OK, that’s it! Just thought someone might find this useful. If Glide allows for date options in Rollup fields with computed values, this will become MUCH easier to do. All you’d need to do is have a conditional column to show the date & time value if it is after now, and then roll up those values with the earliest of that subset of datetimes. But until then…
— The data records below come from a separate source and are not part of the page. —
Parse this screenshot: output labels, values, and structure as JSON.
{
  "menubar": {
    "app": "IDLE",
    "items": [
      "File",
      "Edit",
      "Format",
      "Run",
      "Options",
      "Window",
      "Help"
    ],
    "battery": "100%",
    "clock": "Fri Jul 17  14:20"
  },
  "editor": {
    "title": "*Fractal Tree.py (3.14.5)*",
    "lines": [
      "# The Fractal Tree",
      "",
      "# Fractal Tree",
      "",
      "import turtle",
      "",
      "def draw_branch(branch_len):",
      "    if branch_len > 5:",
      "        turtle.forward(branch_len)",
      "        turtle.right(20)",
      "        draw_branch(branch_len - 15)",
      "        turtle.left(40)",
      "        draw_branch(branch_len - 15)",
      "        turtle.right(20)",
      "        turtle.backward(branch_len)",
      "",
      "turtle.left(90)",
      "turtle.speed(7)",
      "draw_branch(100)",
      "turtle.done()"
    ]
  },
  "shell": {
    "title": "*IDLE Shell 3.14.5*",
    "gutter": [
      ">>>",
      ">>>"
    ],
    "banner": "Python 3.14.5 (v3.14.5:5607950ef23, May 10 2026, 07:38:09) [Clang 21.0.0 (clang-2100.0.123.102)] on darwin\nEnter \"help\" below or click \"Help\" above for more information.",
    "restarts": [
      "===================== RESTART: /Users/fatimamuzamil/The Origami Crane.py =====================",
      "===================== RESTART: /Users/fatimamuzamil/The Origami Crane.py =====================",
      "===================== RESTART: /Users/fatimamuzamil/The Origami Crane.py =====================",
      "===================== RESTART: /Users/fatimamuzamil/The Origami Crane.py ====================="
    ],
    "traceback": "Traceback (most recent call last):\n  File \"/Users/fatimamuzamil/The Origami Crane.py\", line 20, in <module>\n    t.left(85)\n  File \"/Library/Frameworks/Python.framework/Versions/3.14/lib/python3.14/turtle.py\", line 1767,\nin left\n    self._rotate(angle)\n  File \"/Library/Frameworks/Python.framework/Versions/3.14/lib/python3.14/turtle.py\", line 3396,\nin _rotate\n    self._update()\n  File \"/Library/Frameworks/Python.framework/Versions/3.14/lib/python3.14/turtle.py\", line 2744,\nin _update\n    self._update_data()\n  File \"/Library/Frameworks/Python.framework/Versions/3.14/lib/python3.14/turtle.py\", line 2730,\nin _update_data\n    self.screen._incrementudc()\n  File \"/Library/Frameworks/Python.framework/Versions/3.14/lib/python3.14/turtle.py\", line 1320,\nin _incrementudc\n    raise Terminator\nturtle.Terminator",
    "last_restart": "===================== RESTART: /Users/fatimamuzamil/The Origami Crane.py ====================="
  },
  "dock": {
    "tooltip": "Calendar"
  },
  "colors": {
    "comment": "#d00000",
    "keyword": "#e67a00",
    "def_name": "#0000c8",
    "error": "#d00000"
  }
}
Note: I have my events grouped by another field “Date”, which is just the date part of the Date & Time field above, so that events in this list are grouped under headings for each day. This won’t work with a field that has both date and time, because Glide will not know they are the same day, because different times make the whole value different. If you don’t want to make your users enter the date twice in two different fields, it becomes harder – trickery in the Data section with Math and Template columns won’t help, because the values you get out won’t be dates and you won’t be able to sort them appropriately. So to do this I also use Google Apps Script to generate a separate date column, without time information. I posted a thread about this, but be aware that it is more involved.